LRD guides and handbook May 2013

Law at Work 2013

Chapter 6

The material factor must be genuine

An employer must be able to produce evidence to show that the explanation offered is the real reason for the difference.

If an employer argues that it was necessary to pay the comparator more because of a skill shortage, they will have to provide evidence of actual difficulties in recruiting and retaining people to do the job being done by the higher paid man. The employer will also need to monitor the discrepancy to make sure it is still justified.

ECHR Code of Practice

In Dolphin v Hartlepool Borough Council and Housing Hartlepool Ltd (UKEAT/0007/08/CEA), bonus schemes purportedly designed to encourage productivity were attached to jobs which were predominantly carried out by men. A tribunal found that the bonus payments were in fact additional payments for completing the work individuals were already paid to do and were a sham. As a result, the employer’s defence that the bonus payments were genuinely intended to encourage productivity failed.

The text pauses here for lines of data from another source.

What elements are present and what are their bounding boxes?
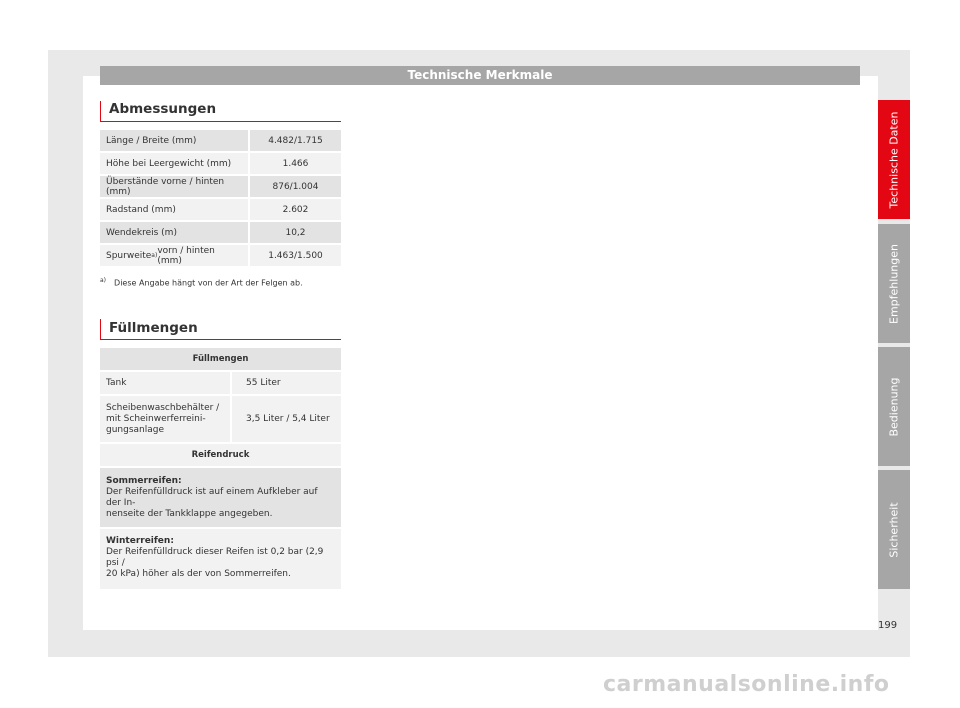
- row-value: 3,5 Liter / 5,4 Liter: [230, 396, 341, 442]
- chapter-header: Technische Merkmale: [100, 66, 860, 85]
- note-line: nenseite der Tankklappe angegeben.: [106, 509, 273, 519]
- row-label: Höhe bei Leergewicht (mm): [100, 153, 248, 174]
- winter-tire-note: Winterreifen: Der Reifenfülldruck dieser…: [100, 529, 341, 589]
- table-row: Tank 55 Liter: [100, 372, 341, 396]
- label-line: mit Scheinwerferreini-: [106, 413, 206, 424]
- table-row: Spurweite a) vorn / hinten (mm) 1.463/1.5…: [100, 245, 341, 268]
- tab-technische-daten[interactable]: Technische Daten: [878, 100, 910, 219]
- section-title-abmessungen: Abmessungen: [100, 101, 341, 122]
- row-label: Scheibenwaschbehälter / mit Scheinwerfer…: [100, 396, 230, 442]
- table-row: Scheibenwaschbehälter / mit Scheinwerfer…: [100, 396, 341, 444]
- section-title-fuellmengen: Füllmengen: [100, 319, 341, 340]
- table-heading: Reifendruck: [191, 450, 250, 460]
- tab-label: Empfehlungen: [887, 243, 901, 324]
- row-label: Tank: [100, 372, 230, 394]
- tab-sicherheit[interactable]: Sicherheit: [878, 470, 910, 589]
- note-title: Sommerreifen:: [106, 476, 182, 486]
- table-header-row: Füllmengen: [100, 348, 341, 372]
- table-row: Höhe bei Leergewicht (mm) 1.466: [100, 153, 341, 176]
- note-title: Winterreifen:: [106, 536, 174, 546]
- label-text: vorn / hinten (mm): [157, 245, 215, 266]
- note-line: Der Reifenfülldruck dieser Reifen ist 0,…: [106, 547, 324, 568]
- tab-label: Technische Daten: [887, 111, 901, 208]
- row-label: Überstände vorne / hinten (mm): [100, 176, 248, 197]
- row-value: 55 Liter: [230, 372, 341, 394]
- footnote-text: Diese Angabe hängt von der Art der Felge…: [114, 278, 303, 288]
- capacities-table: Füllmengen Tank 55 Liter Scheibenwaschbe…: [100, 348, 341, 591]
- page-number: 199: [878, 620, 898, 631]
- footnote-mark: a): [100, 277, 107, 284]
- tab-label: Sicherheit: [887, 501, 901, 558]
- label-line: Scheibenwaschbehälter /: [106, 402, 220, 413]
- dimensions-table: Länge / Breite (mm) 4.482/1.715 Höhe bei…: [100, 130, 341, 268]
- row-value: 876/1.004: [248, 176, 341, 197]
- note-line: 20 kPa) höher als der von Sommerreifen.: [106, 569, 291, 579]
- row-label: Länge / Breite (mm): [100, 130, 248, 151]
- row-value: 1.466: [248, 153, 341, 174]
- tab-bedienung[interactable]: Bedienung: [878, 347, 910, 466]
- row-value: 1.463/1.500: [248, 245, 341, 266]
- label-line: gungsanlage: [106, 424, 165, 435]
- table-heading: Füllmengen: [192, 354, 249, 364]
- table-row: Überstände vorne / hinten (mm) 876/1.004: [100, 176, 341, 199]
- note-line: Der Reifenfülldruck ist auf einem Aufkle…: [106, 487, 318, 508]
- row-label: Wendekreis (m): [100, 222, 248, 243]
- summer-tire-note: Sommerreifen: Der Reifenfülldruck ist au…: [100, 468, 341, 527]
- row-label: Spurweite a) vorn / hinten (mm): [100, 245, 248, 266]
- table-row: Radstand (mm) 2.602: [100, 199, 341, 222]
- table-row: Länge / Breite (mm) 4.482/1.715: [100, 130, 341, 153]
- row-value: 2.602: [248, 199, 341, 220]
- watermark: carmanualsonline.info: [603, 672, 890, 697]
- tab-label: Bedienung: [887, 376, 901, 437]
- row-value: 10,2: [248, 222, 341, 243]
- table-row: Wendekreis (m) 10,2: [100, 222, 341, 245]
- row-label: Radstand (mm): [100, 199, 248, 220]
- tab-empfehlungen[interactable]: Empfehlungen: [878, 224, 910, 343]
- label-text: Spurweite: [106, 250, 152, 261]
- footnote: a) Diese Angabe hängt von der Art der Fel…: [100, 277, 303, 288]
- row-value: 4.482/1.715: [248, 130, 341, 151]
- table-header-row: Reifendruck: [100, 444, 341, 468]
- table-row: Sommerreifen: Der Reifenfülldruck ist au…: [100, 468, 341, 529]
- table-row: Winterreifen: Der Reifenfülldruck dieser…: [100, 529, 341, 591]
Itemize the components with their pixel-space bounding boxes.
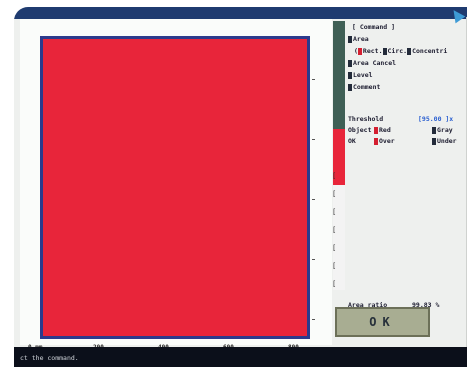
scale-bracket: [ — [332, 208, 337, 216]
y-tick — [312, 259, 315, 260]
concentric-option[interactable]: Concentri — [412, 47, 447, 55]
status-message: ct the command. — [20, 354, 79, 362]
image-panel: 0 mm 200 400 600 800 — [20, 19, 332, 351]
scale-bracket: [ — [332, 190, 337, 198]
level-bar-empty — [333, 185, 345, 290]
radio-red-icon — [374, 126, 378, 134]
radio-gray-icon — [432, 126, 436, 134]
threshold-label: Threshold — [348, 115, 384, 123]
rect-option[interactable]: Rect. — [363, 47, 383, 55]
scale-bracket: [ — [332, 280, 337, 288]
y-tick — [312, 199, 315, 200]
title-bar — [14, 7, 467, 19]
command-header: [ Command ] — [352, 23, 396, 31]
ok-condition-label: OK — [348, 137, 356, 145]
radio-concentric-icon[interactable] — [407, 47, 412, 55]
area-option[interactable]: Area — [348, 35, 369, 43]
under-option[interactable]: Under — [432, 137, 457, 145]
radio-under-icon — [432, 137, 436, 145]
y-tick — [312, 319, 315, 320]
radio-circ-icon[interactable] — [382, 47, 387, 55]
circ-option[interactable]: Circ. — [388, 47, 408, 55]
y-tick — [312, 79, 315, 80]
comment-option[interactable]: Comment — [348, 83, 380, 91]
scale-bracket: [ — [332, 244, 337, 252]
checkbox-icon — [348, 35, 352, 43]
object-red-option[interactable]: Red — [374, 126, 391, 134]
level-option[interactable]: Level — [348, 71, 373, 79]
scale-bracket: [ — [332, 172, 337, 180]
radio-rect-icon[interactable] — [357, 47, 362, 55]
object-gray-option[interactable]: Gray — [432, 126, 453, 134]
inspection-screen: 0 mm 200 400 600 800 [ [ [ [ [ [ [ [ Com… — [14, 7, 467, 367]
object-label: Object — [348, 126, 372, 134]
level-bar-dark — [333, 21, 345, 129]
ok-button[interactable]: OK — [335, 307, 430, 337]
checkbox-icon — [348, 71, 352, 79]
status-bar: ct the command. — [14, 347, 467, 367]
area-cancel-option[interactable]: Area Cancel — [348, 59, 396, 67]
checkbox-icon — [348, 59, 352, 67]
inspection-area-red[interactable] — [40, 36, 310, 339]
over-option[interactable]: Over — [374, 137, 395, 145]
y-tick — [312, 139, 315, 140]
shape-options: (Rect. Circ. Concentri — [354, 47, 448, 55]
checkbox-icon — [348, 83, 352, 91]
threshold-value[interactable]: [95.00 ]x — [418, 115, 453, 123]
scale-bracket: [ — [332, 262, 337, 270]
radio-over-icon — [374, 137, 378, 145]
scale-bracket: [ — [332, 226, 337, 234]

In Bury Metropolitan Borough Council v Hamilton ([2011] ICR 655), another claim for bonus payments made to male employees, the EAT went a step further, confirming that there is no need to go as far as to prove that the reason is a “sham” i.e. something deliberately fabricated to mislead. Instead, the tribunal’s finding that the bonus payments were not in fact linked to productivity as claimed by the employer was enough to show that the reason put forward to explain the pay difference was not genuine.